Opinion
Gen. No. 35,990.
Opinion filed February 6, 1933.
FORECLOSURE OF MORTGAGES — when mortgage trustee not entitled to discharge of receiver. A trustee under a mortgage is not entitled to have a receiver appointed in a creditor's suit discharged and the property turned over to him after foreclosure sale and the issuance of a master's certificate to him, when at the request of the trustee the receivership was extended so that he would receive the benefit of it, and no charge of wrongdoing is made against the receiver.
Appeal by complainant from the Superior Court of Cook county; the Hon. WILLIAM J. LINDSAY, Judge, presiding.
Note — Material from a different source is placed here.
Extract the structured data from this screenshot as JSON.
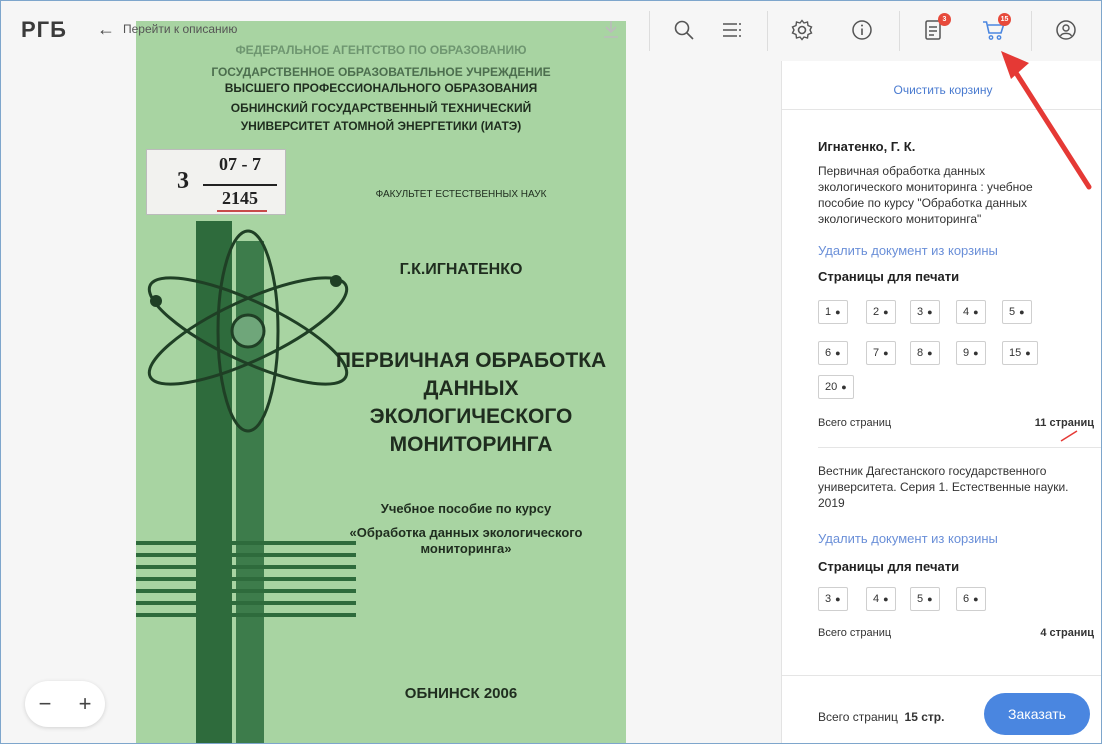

Heard in the first division of this court for the first district at the June term, 1932. Affirmed. Opinion filed February 6, 1933.
WILLIAM SHERMAN STAHL, for appellant.
No appearance for appellees.
By this appeal Russell Firebaugh, as trustee, seeks to reverse an order entered by the superior court of Cook county sustaining a demurrer to his petition praying for the discharge of the receiver appointed by the court, and that the property be turned over to him.
The record discloses that Helge Erickson filed a creditor's bill and had a receiver appointed for certain real estate in Chicago. The receiver entered upon the discharge of his duties and afterward Russell Firebaugh, as trustee, filed his bill to foreclose a mortgage which was a first lien on the property. Afterward Firebaugh filed a petition in the Erickson suit and a rule was entered on the receiver to turn over the rents collected by him to Firebaugh, as trustee, to apply on the mortgage indebtedness. The receiver made certain payments in accordance with that order. Afterward Firebaugh filed another petition in the Erickson case and moved that the receivership be extended so that he would receive the benefit of it, and an order was accordingly entered. The receiver continued in the performance of his duties.
In the foreclosure suit a decree was entered and the property was sold; there was a deficiency and it was decreed that the receiver in the creditor's bill suit turn over all rents collected by him toward the satisfaction of the deficiency decree. A decree was afterward entered in the creditor's bill case providing that all moneys collected by the receiver after his receivership was extended should be applied to the deficiency decree, pursuant to Firebaugh's motion, as above stated. An appeal was taken from that order and decree, to this court, and they were reversed and the cause remanded with directions to the receiver to turn over all moneys to Firebaugh as trustee. Erickson v. Ehresman, 265 Ill. App. 602 (Abst.).
The property was sold under foreclosure and the certificate of the master issued to Firebaugh, as trustee. Some time afterward he filed his petition, which is now before us, seeking to have the receiver discharged so that he could take possession of the property, on the claimed ground that he could handle it at less cost than the receivership, and that there would not be enough derived from the sale of the property to pay the deficiency decree. As stated, a demurrer was sustained to this petition; it was dismissed and Firebaugh appeals.
Whether Firebaugh, as trustee, would have the right to take possession of the premises as against the receiver is the question for decision. In support of his contention the cases of Altschuler v. Sandelman, 264 Ill. App. 106; Consumers Bond Mortgage Co. v. Sadin, 266 Ill. App. 141, and other cases are cited.
In the Altschuler case it was held that the right of the first mortgagee (the trustee) to take possession of the premises covered by the mortgage was not destroyed by the appointment of a receiver under the junior mortgage, provided the first mortgagee acts within a reasonable time to assert his right. To the same effect is the holding in the Sadin case.
In the instant case we think Firebaugh is not in a position to have the receiver discharged and the property turned over to him for the reason that on his own petition and motion the receivership was extended to protect his interest. Having taken that position, we think he ought not now be permitted to have the receiver removed or discharged where no charge of wrongdoing is made against the receiver.
The order of the superior court of Cook county is affirmed.
Order affirmed.
McSURELY, P. J., and MATCHETT, J., concur.